Путевая книга заключённого - Лефортовский дневник (Мухачёв) - страница 21

Но даже сейчас я не могу чересчур плохо думать о человеке, если лично мне он не сделал ничего дурного. Ну сделка и сделка, каждый выбирает свой путь. За собственным языком я следил с самого карантина, а потому подсадных уток особо не боялся.

Странным образом Олег Скоробогатов был просвещен и о моём деле. Ещё не раз в будущем я заезжал в «хату» с таким же всезнающим соседом, нет-нет, да и задающим мне наводящий вопрос. Лишь один раз, всего раз я подпустил сидельца слишком близко к себе. Возможно, как раз для урока – “не доверяй никому, кроме тех, кого любишь”. Но этот урок ещё будет, а в то время я просто наслаждался ощущениями тюремной VIP  жизни.

В камерах тогда находилось по трое человек.

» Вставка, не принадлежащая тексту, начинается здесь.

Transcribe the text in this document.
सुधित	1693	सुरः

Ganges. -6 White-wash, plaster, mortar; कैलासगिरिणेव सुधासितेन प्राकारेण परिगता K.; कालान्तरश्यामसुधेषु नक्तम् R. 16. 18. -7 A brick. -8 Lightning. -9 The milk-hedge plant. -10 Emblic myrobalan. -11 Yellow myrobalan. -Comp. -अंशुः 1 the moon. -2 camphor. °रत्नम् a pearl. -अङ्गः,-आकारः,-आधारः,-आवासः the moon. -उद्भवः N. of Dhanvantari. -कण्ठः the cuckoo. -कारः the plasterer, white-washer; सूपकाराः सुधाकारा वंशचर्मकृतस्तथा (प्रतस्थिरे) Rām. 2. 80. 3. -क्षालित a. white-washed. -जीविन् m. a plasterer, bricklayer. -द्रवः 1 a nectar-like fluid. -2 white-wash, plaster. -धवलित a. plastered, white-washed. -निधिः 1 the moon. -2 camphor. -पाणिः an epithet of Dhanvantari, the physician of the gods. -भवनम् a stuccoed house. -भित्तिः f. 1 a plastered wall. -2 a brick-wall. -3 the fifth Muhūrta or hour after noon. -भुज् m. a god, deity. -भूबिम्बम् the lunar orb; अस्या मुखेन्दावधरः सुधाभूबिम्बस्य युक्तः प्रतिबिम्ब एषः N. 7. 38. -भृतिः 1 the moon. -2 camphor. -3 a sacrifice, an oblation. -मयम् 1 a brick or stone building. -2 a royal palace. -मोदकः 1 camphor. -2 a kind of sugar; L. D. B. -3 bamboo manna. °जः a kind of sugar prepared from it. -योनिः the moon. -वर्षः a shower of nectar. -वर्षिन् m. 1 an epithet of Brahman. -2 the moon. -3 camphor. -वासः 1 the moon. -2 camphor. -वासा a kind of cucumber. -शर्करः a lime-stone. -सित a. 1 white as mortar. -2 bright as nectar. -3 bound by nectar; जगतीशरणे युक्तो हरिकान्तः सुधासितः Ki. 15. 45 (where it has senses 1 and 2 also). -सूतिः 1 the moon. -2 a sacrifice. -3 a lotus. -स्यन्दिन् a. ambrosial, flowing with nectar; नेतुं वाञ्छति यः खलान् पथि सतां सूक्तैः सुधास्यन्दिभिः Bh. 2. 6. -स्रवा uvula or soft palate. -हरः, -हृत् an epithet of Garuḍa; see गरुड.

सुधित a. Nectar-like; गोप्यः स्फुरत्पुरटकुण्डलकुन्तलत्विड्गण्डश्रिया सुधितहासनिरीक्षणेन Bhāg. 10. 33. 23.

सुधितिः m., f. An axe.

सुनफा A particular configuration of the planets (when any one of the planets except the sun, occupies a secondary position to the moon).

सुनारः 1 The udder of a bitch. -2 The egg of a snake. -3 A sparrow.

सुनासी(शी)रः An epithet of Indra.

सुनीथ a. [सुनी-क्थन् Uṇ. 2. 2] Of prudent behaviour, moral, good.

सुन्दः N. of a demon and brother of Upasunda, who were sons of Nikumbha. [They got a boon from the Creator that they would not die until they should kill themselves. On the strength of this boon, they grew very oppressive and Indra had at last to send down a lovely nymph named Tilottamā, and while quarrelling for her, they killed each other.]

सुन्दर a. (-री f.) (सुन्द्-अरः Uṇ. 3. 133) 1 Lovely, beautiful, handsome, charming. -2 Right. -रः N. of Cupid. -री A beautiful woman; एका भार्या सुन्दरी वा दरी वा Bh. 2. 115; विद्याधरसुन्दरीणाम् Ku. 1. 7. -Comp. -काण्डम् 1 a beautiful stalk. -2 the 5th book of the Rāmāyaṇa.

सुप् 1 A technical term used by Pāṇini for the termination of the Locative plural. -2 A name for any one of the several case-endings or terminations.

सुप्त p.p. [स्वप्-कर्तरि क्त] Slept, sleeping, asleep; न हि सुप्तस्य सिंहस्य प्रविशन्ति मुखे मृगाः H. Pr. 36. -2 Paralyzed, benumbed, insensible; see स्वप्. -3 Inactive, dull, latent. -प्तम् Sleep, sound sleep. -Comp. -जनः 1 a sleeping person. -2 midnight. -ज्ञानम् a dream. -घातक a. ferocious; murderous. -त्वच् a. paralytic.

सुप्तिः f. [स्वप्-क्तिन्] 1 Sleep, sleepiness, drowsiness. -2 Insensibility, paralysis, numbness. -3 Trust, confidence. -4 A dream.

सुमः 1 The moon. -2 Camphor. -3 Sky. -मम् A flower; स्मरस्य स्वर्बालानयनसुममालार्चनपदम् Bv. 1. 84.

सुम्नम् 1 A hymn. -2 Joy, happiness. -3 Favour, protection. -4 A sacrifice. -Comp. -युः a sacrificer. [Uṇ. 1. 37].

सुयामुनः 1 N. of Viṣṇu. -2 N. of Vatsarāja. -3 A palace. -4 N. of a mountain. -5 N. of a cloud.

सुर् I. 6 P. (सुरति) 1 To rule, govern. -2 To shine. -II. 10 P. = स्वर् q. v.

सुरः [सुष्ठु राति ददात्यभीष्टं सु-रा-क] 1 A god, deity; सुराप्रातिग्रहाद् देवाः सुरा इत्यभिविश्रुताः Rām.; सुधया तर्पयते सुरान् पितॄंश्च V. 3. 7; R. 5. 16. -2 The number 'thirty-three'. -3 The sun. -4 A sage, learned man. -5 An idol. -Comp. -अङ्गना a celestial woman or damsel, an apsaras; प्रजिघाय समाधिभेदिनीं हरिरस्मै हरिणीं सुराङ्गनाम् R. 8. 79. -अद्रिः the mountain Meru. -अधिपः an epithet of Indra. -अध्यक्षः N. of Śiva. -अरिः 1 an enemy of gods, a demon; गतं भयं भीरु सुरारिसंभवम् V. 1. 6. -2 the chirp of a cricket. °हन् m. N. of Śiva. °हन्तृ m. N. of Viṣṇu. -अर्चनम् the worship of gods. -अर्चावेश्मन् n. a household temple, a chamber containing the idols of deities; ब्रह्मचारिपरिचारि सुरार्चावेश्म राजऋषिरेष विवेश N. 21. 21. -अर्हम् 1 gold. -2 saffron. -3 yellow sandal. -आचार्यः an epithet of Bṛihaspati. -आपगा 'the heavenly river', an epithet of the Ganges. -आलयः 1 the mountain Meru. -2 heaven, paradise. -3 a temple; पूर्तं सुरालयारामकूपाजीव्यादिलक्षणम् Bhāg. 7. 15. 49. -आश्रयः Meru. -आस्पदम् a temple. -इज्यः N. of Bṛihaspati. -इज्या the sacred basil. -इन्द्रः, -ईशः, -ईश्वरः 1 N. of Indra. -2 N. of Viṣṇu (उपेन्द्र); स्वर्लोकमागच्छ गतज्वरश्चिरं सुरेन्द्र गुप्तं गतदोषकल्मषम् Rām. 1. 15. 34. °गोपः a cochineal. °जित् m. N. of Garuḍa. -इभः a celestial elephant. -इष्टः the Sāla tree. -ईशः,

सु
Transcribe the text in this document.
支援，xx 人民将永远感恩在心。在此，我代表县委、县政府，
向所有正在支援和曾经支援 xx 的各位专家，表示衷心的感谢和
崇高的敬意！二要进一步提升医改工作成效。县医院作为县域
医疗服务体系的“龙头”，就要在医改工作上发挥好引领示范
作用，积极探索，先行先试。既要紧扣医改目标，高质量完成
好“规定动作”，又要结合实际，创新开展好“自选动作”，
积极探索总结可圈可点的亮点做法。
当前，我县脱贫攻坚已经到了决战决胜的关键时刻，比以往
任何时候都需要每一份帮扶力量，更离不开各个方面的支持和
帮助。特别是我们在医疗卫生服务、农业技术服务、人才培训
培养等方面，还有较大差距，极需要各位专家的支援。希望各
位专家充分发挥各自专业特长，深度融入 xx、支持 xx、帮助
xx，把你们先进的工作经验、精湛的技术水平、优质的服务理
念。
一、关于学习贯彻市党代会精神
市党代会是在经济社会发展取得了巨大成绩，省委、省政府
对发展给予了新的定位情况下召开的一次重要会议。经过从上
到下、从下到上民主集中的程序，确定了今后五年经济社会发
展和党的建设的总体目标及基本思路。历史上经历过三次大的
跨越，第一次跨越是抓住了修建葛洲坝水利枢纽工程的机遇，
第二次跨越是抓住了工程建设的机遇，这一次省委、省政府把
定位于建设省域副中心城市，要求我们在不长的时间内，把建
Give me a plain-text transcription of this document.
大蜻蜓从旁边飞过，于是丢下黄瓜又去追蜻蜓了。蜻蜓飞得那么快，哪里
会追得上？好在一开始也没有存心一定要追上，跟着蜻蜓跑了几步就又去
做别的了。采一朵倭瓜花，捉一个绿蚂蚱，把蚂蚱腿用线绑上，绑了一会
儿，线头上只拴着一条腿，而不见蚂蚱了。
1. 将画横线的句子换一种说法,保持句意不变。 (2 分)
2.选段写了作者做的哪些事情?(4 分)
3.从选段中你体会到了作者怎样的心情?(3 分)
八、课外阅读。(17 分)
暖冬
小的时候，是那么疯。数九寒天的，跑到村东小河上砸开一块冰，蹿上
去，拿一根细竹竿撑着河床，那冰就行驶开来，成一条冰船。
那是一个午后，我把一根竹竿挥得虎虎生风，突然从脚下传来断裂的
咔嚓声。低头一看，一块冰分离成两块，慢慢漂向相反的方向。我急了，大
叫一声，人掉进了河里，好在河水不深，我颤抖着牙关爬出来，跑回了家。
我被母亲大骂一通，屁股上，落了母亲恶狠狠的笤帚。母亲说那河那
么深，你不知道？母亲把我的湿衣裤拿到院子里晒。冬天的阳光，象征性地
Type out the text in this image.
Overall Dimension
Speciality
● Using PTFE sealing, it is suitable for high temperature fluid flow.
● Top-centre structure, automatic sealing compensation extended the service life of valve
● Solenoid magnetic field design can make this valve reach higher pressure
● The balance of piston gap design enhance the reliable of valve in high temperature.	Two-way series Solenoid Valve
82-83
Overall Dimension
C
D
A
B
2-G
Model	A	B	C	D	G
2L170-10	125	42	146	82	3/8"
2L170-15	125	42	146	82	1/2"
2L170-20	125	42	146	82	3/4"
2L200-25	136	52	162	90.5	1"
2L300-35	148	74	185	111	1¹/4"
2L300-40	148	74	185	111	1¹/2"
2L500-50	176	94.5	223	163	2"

Если двое вставало, третьему приходилось сидеть. 8,8 кв. метра на три шконки и «дальняк». Никак не мог понять, что это - туалет в спальне или мы спим в общественном туалете. Из удовольствий – ежедневная прогулка в чуть более просторном дворике и баня раз в неделю по четвергам. Хотя на воле у такой бани было бы название иное – душ. На всё про всё: помыться, побриться – 10 минут. Остальная гигиена – в раковине «хаты» с мечтой о горячей воде.

Второй мой сосед – Юрий Гайдуков, работник Счётной Палаты, под 50 лет, но выглядел на все 60. Два года назад (два года!!!) заехал по одной из самых распространенных в Лефортово статей – «получение взятки». За время отсидки почти ослеп, но так и не потерял надежды выйти. Круглые сутки он изучал кодексы и законодательство. И, похоже, сидел в них не зря - позже я узнал, что он вышел. Правда на время, и под залог в десять лямов, но вышел.

С ними я провёл почти месяц, и это был моё лучшее время в Лефортово. Счетовод выписывал «Коммерсант», и там я обнаружил статью о себе. Юра неотрывно смотрел по Евроньюс биржевые сводки и всё что-то высчитывал.

Олег учил меня плетению шнурков и верёвок из мусорных пакетов, изготовлению крючков из зубных щеток и многим другим несложным премудростям, что позже мне были не раз полезны.

В те первые дни мне особенно запомнились два переживания, ощущения того, что я уже в ином, не вольном мире. Первое - это когда я, офигевший от нескольких дней карантина и весь в надеждах на скорое освобождение, услышал от моих соседей про их сроки пребывания в Лефортово. Полтора и два года! Я не верил, мотал головой и жевал губы…

Прожить несколько лет ЗДЕСЬ? В этой клетушке?! В разлуке с семьей!

И ведь два года – это всего лишь предварительное судебное разбирательство. А потом ещё и срок!

Сейчас, когда позади уже год, я как-то попривык, но тогда… Я не мог поверить, хоть Олег и сразу заявил, что тот, кто сюда заехал, жить здесь будет минимум год. Исключение – так называемые «паспортисты» - нелегалы, пойманные при пересечении границы. Те, как правило, обитают в пятиместных номерах и сидят не более полугода, после чего их депортируют. Иногда тех арестантов, кто плохо ведёт себя со следствием и не идёт на сотрудничество, селят с этими «паспортистам», сплошь узбеками-неграми-грузинами. Юра Гайдучков через всё это прошёл, и о своих приключениях рассказывал с удовольствием. Планы людей в погонах сорвались, так как узбеки, вместо того чтобы всячески давить на престарелого Юру, стали за ним заботиться и оказывать всяческие почести его возрасту. Мыли за него полы, сами ходили к «кормушке» за едой, шёпотом разговаривали, когда тот дремал над газетой. Через неделю столь барской жизни Юру кинули в камеру к Людоеду, и вот с ним-то общение уже было не столь комфортным. Но это другая история.